Я налил ей еще одну рюмку. Она разом опрокинула ее и, прославляя меня, вышла из мастерской.

Я спрятал бутылку и сел за стол. Через окно на мои руки падали лучи бледного солнца. Все-таки странное это чувство – день рождения. Даже если он тебе, в общем, безразличен. Тридцать лет… Было время, когда мне казалось, что не дожить мне и до двадцати, уж больно далеким казался этот возраст. А потом…

Я достал из ящика лист бумаги и начал вспоминать. Детские годы, школа… Это было слишком давно и уже как-то неправдоподобно. Настоящая жизнь началась только в 1916 году. Тогда я – тощий восемнадцатилетний верзила – стал новобранцем. На вспаханном поле за казармой меня муштровал мужланистый усатый унтер: «Встать!» – «Ложись!» В один из первых вечеров в казарму на свидание со мной пришла моя мать. Ей пришлось дожидаться меня больше часа: в тот день я уложил свой вещевой мешок не по правилам, и за это меня лишили свободных часов и послали чистить отхожие места. Мать хотела помочь мне, но ей не разрешили. Она расплакалась, а я так устал, что уснул еще до ее ухода.

1917. Фландрия. Мы с Миддендорфом купили в кабачке бутылку красного. Думали попировать. Но не удалось. Рано утром англичане начали обстреливать нас из тяжелых орудий. В полдень ранило Кестера, немного позже были убиты Майер и Детерс. А вечером, когда мы уже было решили, что нас оставили в покое, и распечатали бутылку, в наши укрытия потек газ. Правда, мы успели надеть противогазы, но у Миддендорфа порвалась маска. Он заметил это слишком поздно и, покуда стаскивал ее и искал другую, наглотался газу. Долго его рвало кровью, а наутро он умер. Его лицо было зеленым и черным, а шея была вся искромсана – он пытался разодрать ее ногтями, чтобы дышать.

1918. Это было в лазарете. Несколькими днями раньше с передовой прибыла новая партия. Бумажный перевязочный материал. Тяжелые ранения. Весь день напролет въезжали и выезжали операционные каталки. Иногда они возвращались пустыми. Рядом со мной лежал Йозеф Штоль. У него уже не было ног, а он еще не знал об этом. Просто этого не было видно – проволочный каркас накрыли одеялом.

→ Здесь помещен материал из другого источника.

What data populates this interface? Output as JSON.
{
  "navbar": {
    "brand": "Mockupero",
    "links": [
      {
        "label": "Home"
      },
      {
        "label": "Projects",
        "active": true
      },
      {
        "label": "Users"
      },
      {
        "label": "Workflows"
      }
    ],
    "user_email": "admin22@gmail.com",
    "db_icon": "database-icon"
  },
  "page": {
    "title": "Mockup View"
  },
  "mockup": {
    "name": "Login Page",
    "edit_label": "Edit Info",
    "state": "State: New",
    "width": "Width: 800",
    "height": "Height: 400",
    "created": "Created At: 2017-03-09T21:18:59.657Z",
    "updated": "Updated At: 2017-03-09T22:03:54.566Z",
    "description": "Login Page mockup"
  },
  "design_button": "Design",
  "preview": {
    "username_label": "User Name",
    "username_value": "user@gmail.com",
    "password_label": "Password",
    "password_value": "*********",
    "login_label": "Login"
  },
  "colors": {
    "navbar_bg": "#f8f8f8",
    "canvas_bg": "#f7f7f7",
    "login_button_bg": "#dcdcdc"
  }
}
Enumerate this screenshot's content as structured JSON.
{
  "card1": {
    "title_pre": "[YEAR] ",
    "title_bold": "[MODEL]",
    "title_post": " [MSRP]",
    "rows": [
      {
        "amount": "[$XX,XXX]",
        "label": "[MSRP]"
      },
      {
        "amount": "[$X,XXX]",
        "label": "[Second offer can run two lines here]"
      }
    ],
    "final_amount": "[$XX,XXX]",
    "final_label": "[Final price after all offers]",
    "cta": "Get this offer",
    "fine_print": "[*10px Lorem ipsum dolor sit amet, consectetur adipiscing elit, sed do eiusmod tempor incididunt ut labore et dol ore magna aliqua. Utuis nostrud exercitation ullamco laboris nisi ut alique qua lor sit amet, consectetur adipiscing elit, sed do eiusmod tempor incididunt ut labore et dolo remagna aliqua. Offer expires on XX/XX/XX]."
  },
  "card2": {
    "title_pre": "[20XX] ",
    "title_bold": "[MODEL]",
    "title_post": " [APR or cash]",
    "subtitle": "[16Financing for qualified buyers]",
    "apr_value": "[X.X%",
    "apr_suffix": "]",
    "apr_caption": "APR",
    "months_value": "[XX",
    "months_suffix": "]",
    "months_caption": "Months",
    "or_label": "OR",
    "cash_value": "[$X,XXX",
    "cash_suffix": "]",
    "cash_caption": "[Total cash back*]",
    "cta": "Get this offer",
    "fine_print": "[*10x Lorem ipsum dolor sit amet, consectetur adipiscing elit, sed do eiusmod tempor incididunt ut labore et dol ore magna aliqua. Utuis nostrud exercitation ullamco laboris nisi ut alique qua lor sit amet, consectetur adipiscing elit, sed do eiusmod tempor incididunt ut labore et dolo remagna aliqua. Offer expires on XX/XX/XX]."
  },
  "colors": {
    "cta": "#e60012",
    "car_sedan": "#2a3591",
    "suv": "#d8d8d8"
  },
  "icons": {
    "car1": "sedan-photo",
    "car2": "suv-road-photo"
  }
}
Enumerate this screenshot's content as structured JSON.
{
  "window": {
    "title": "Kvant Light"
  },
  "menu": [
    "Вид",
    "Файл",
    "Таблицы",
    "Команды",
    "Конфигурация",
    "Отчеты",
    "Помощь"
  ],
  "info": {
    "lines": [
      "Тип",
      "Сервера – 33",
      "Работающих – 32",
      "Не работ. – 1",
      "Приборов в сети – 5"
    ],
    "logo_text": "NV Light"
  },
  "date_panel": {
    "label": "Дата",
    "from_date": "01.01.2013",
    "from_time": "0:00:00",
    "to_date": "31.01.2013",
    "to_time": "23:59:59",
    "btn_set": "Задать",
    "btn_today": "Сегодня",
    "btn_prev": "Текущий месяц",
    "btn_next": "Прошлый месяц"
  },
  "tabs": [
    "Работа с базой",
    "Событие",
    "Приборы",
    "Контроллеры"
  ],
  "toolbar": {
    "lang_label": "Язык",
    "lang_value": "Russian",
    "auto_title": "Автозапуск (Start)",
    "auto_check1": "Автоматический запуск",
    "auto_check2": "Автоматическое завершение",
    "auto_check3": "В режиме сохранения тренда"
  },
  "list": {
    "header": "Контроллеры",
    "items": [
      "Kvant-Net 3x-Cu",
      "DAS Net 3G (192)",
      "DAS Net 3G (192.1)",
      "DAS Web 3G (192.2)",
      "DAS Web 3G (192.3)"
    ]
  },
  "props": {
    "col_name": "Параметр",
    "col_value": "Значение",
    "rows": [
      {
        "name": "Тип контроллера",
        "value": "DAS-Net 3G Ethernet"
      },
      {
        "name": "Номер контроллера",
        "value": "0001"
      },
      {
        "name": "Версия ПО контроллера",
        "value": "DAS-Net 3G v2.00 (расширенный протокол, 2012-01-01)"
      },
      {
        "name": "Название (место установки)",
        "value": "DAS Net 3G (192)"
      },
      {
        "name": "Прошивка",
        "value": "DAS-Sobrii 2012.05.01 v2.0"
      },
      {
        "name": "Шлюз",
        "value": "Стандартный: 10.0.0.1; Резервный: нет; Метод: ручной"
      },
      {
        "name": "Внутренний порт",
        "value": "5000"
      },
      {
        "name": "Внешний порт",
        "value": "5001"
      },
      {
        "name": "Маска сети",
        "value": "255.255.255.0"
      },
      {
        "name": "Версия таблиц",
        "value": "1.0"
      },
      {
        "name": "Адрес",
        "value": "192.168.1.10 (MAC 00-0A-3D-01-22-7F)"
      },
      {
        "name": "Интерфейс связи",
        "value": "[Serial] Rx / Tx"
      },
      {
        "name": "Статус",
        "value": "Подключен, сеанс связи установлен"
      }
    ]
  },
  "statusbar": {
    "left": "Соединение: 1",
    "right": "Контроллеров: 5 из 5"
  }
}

Он бы и не поверил, что лишился ног, ибо чувствовал в них боль. Ночью в нашей палате умерло двое. Один – медленно и тяжело.

1919. Я снова дома. Революция. Голод. На улицах то и дело строчат пулеметы. Солдаты против солдат. Товарищи против товарищей.

1920. Путч. Расстрел Карла Брегера. Кестер и Ленц арестованы. Моя мама в больнице. Последняя стадия рака.

1921… Я напрасно пытался вспомнить хоть что-нибудь. Словно этого года вообще не было. В 1922-м я был железнодорожным рабочим в Тюрингии, в 1923-м руководил отделом рекламы фабрики резиновых изделий. Тогда была инфляция. Мое месячное жалованье составляло двести миллиардов марок. Деньги выплачивали дважды в день, и после каждой выплаты предоставлялся получасовой отпуск, чтобы обежать магазины и что-нибудь купить, пока не вышел новый курс доллара и стоимость денег не снизилась вдвое…

А потом?.. Что было в последующие годы? Я отложил карандаш. Стоило ли воскрешать все это в памяти? К тому же многое я просто не мог вспомнить. Слишком все перемешалось. Мой последний день рождения я отмечал в кафе «Интернациональ», где в течение года работал пианистом – должен был создавать у посетителей «лирическое настроение». Потом снова встретил Кестера и Ленца. Так я и попал в «Аврема» – «Авторемонтную мастерскую Кестера и К°». Под «К°» подразумевались Ленц и я, но мастерская, по сути дела, принадлежала только Кестеру. Прежде он был нашим школьным товарищем и ротным командиром; затем пилотом, позже некоторое время студентом, потом автогонщиком и, наконец, купил эту лавочку. Сперва к нему присоединился Ленц, который несколько лет околачивался в Южной Америке, а вслед за ним и я.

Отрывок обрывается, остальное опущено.